Patients take these asthma tablets by mouth twice daily unless otherwise instructed by their physician. Zafirlukast should be taken on an empty stomach and works best when taken consistently. It is meant to treat chronic symptoms of asthma rather than acute, sudden attacks, for which patients will still need to use their inhaler. It may take up to two weeks for zafirlukast users to feel the effects of the drug.
Some people should not take zafirlukast. Contraindications include liver disease and allergies to other leukotriene-blocking drugs. Generally, pregnant women are advised not to take this drug, and new mothers using this medication should not breastfeed, because it passes into breast milk. Elderly patients may not be good candidates for this asthma treatment because of increased sensitivity to the drug's side effects, particularly nausea, diarrhea and headache. While these and other side effects — such as sore throat, insomnia and general malaise — may affect younger patients as well, they are usually less pronounced.

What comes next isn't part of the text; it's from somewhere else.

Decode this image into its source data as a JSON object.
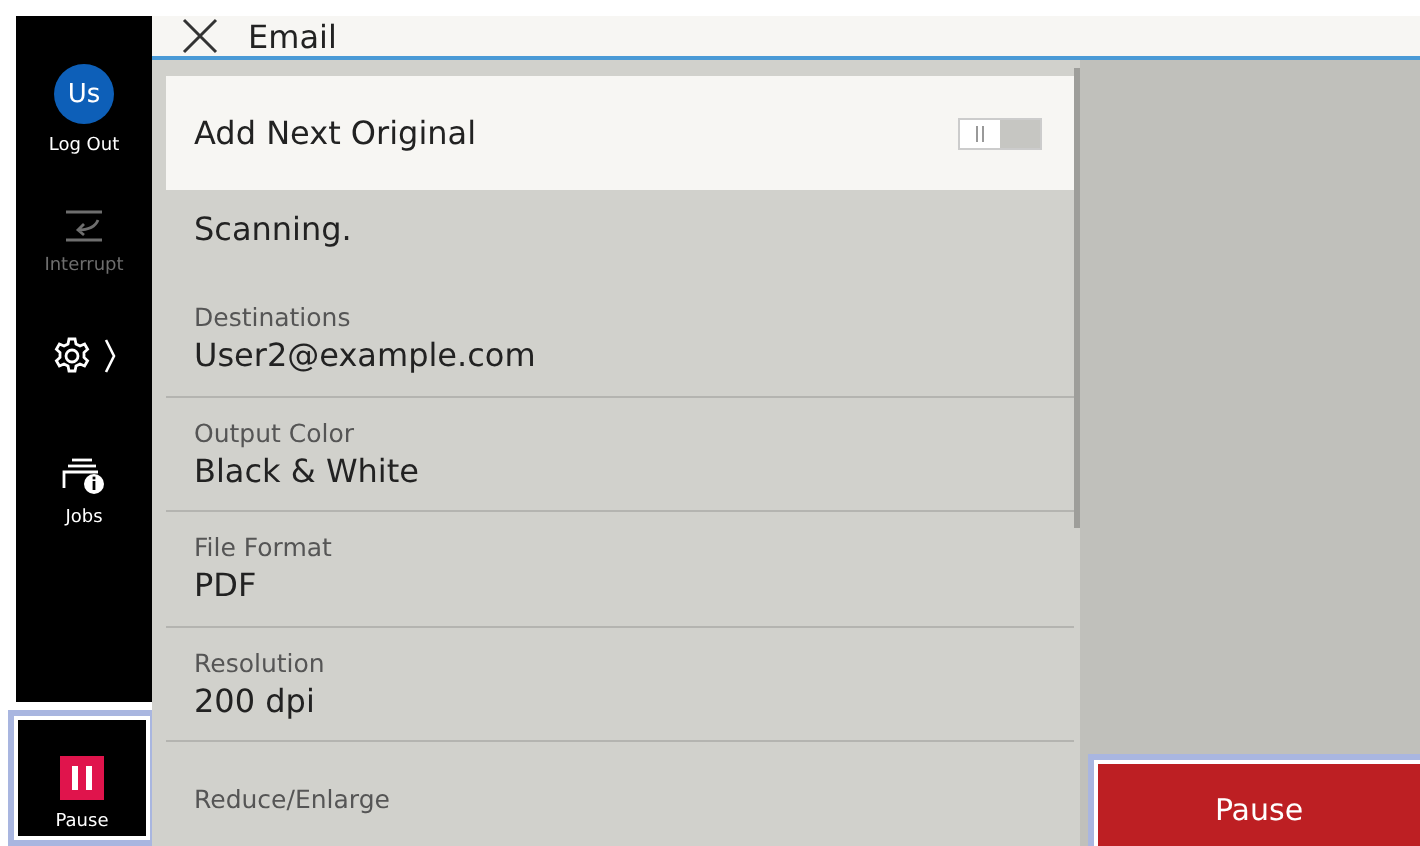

Zafirlukast has been known to cause liver disorders in rare cases, and patients are cautioned to contact their doctor immediately if they have symptoms such as abdominal pain, nausea, vomiting or jaundice. Other serious side effects, such as mood changes, swelling of the hands and feet, and coughing up blood, have also been reported. As with any drug, the risk of severe allergic reaction always exists and symptoms such as sudden rash, difficulty breathing and swelling of the tongue or throat should never be ignored.
Interactions with other drugs include certain antibiotics, blood thinners, calcium channel blockers and several anti-seizure medications. Taking aspirin with zafirlukast may increase the risk of side effects. Patients on low-dose aspirin therapy for prevention of heart attacks, however, are usually allowed to continue with this regimen.
Occasional liver function tests may be ordered by the prescribing physician to ascertain normal liver activity. People taking this drug are encouraged to use a peak-flow meter on a daily basis and to notify their doctor if the lung air flow measurements are in the yellow or red range. This may indicate a needed adjustment in prescribed asthma medications.